Meetings will be held on expunging old criminal convictions
Marthage said the program was inspired by actual situations the office has encountered and made possible by the recent changes in Vermont laws. While old marijuana convictions have been in the news recently because of the deciminalization of the drug, she said it is important to realize that other types of convictions can be considered for expungement as well.
"The program is definitely not limited to marijuana convictions," Marthage said. "While I anticipate that my office will certainly receive requests for expungement assistance related to marijuana, it is interesting to note that the majority of inquiries about expungement in Bennington County have been for prior convictions that were not drug-related, such as retail theft."
"I have frequently supported expungement in specific cases where someone petitions the court, but it was a challenging process to complete without an attorney," Marthage said.
However, she said the Legislature has revised the expungement law and that, along with a new law decriminalizing marijuana, means a number of individuals now are eligible to have convictions removed from their criminal record.
Marthage recounted one situation which made her think about offering the expungement program. She said she met a man who had a substance abuse issue and made some mistakes when he was under 21. As a result, she said, he was convicted of a crime and this limited his life options.

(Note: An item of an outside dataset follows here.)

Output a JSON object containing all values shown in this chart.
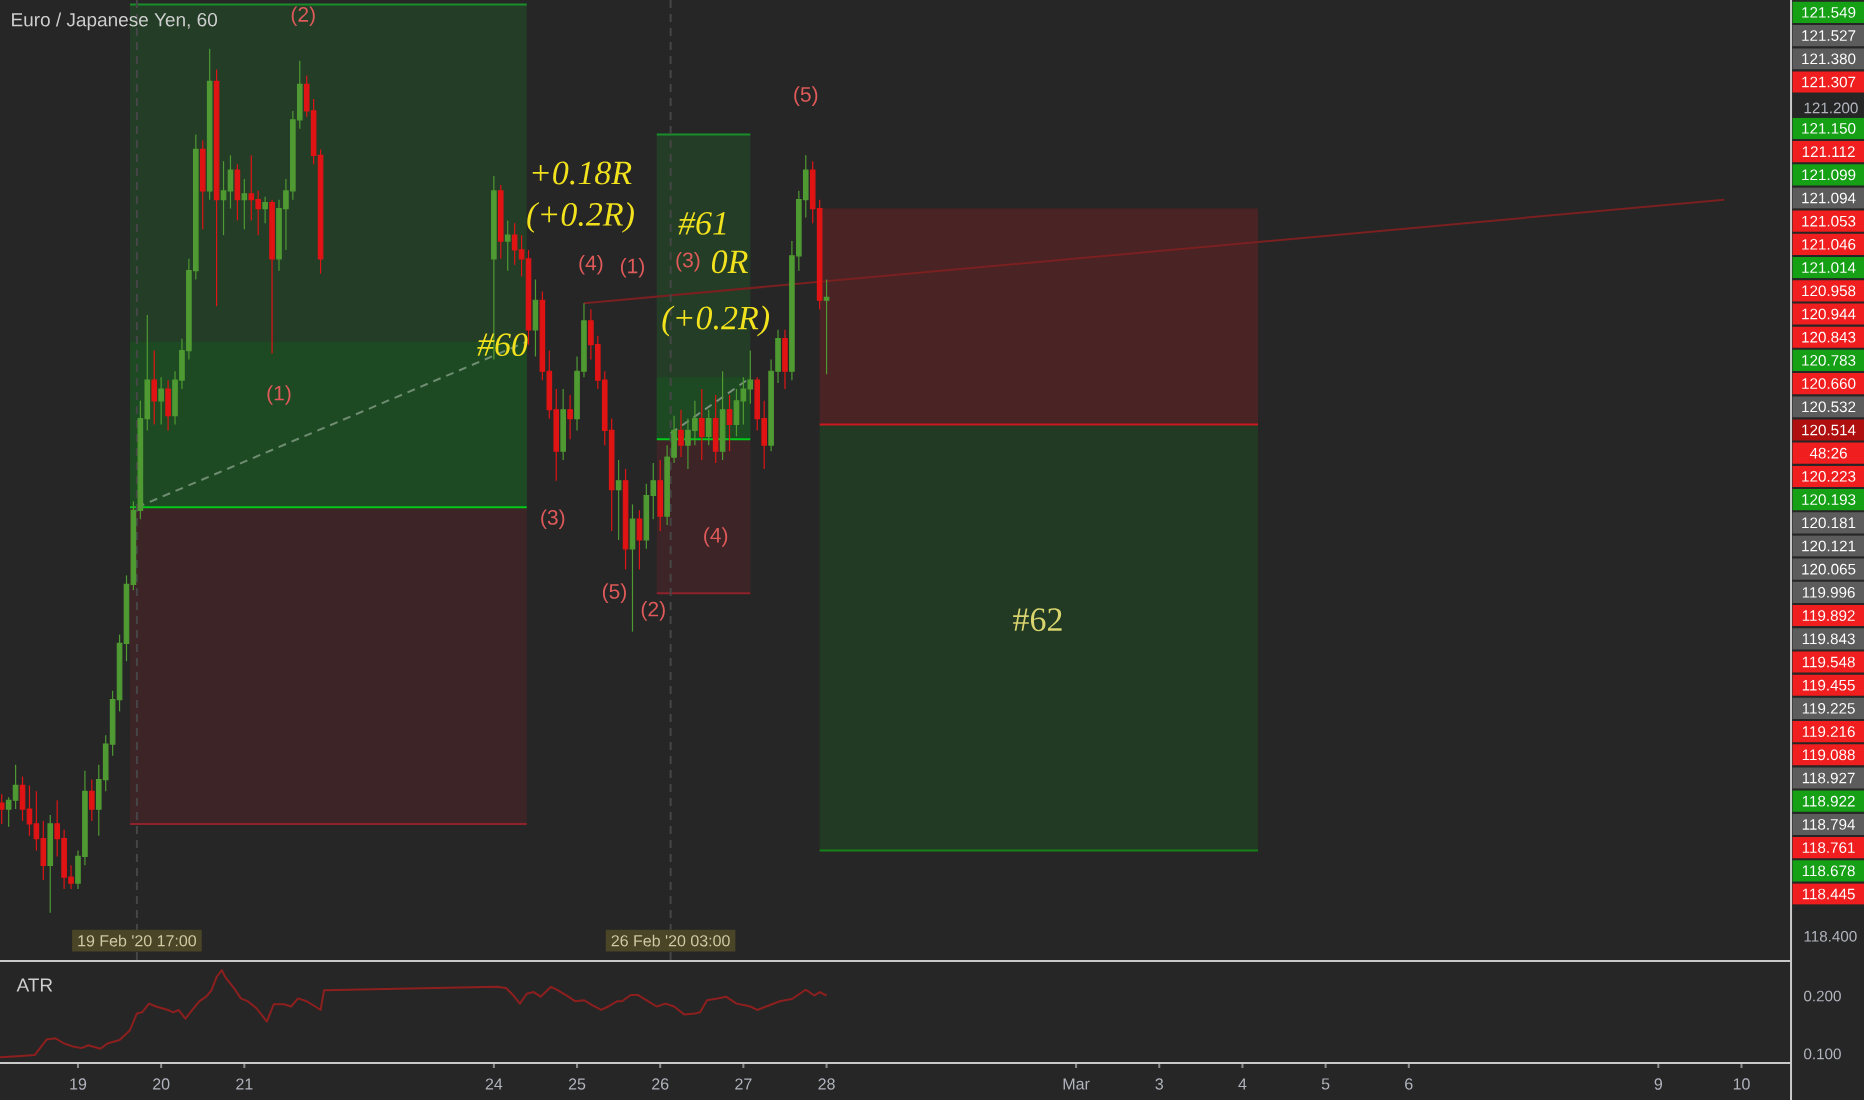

The had served his sentence, completed his treatment and did everything else the court ordered, Marthage said, and is now in his mid-30s and hasn't had a criminal conviction in more than 10 years. "He has children, works hard and has straightened his life around," she said, adding, "Vermont's Legislature has given him the chance for a fresh start."
Marthage currently is facing a challenge for another term in the Aug. 14 Democratic Primary, where she is opposed by attorney Arnold Gottlieb, of Dorset. The challenger contends that the state's attorney's office under Marthage maintains "a decades-old philosophy" that stresses an inflexible attitude on crime, resulting in too many people facing criminal charges and too few cases being diverted into alternative programs.
While not addressing that criticism directly this week, Marthage said in a media release: "My office has a duty to administer justice in the broadest sense possible. We help people get treatment for drug problems. We serve crime victims and children from dysfunctional homes. We protect our community from dangerous, violent individuals. And now, we are implementing the will of the Legislature by helping people who have made a mistake in the past and are now law-abiding have their criminal record expunged."
Marthage said her office successfully assists dozens of individuals every year with expungements and/or sealing of records motions in court. "The number has grown every year as folks become more aware that they may be eligible," she said.
In some situations, she said, a person may only learn that they have a record when they apply for employment or educational programs. "Recently, I helped someone applying for nursing school that was informed of a shoplifting conviction from the 1990s that was causing a problem for her application," she said.
"If an individual is a witness or victim to a crime, the police are required to run a record check," Marthage said. "When I notice an old conviction that seems to qualify for expungement, I try to reach out and notify the person about applying for expungement or sealing."
Marthage said he has worked with other state agencies and non-profit organizations in the county that are assisting clients, such as with employment placement and other services, and the expungement work of her office "takes away the barrier that a prior conviction often presents for that person. Expungement gives an opportunity for a clear record to those folks that may have committed a crime but who are certainly not criminals."
The Legislature, "and particularly Sen. Dick Sears," she said, "have worked hard to create these expungement laws that allow Vermonters to clear low-level prior convictions. My office has been a strong supporter of expungement, and works to inform individuals and the public of the expungement option and to assist them to make it happen."
The expungement program would not be possible without the cooperation of the
Bennington County Sheriff's Department, she said, with the department providing a deputy sheriff during the sessions to help individuals gather the information they need to file a petition.
Sheriff Chad Schmidt Schmidt said in a release: "The expungement petition form requires you identify your specific docket number, the date you were convicted, the crime that you were convicted of and the date you completed probation. My deputy sheriff will be there to help by providing this information to individuals who no longer have any record related to their conviction."
Informational sessions will be offered on June 20, from noon to 6 p.m., at the Community Library in Manchester, and from 10 a.m. to 4:30 p.m. on June 21 at the state office building in Bennington.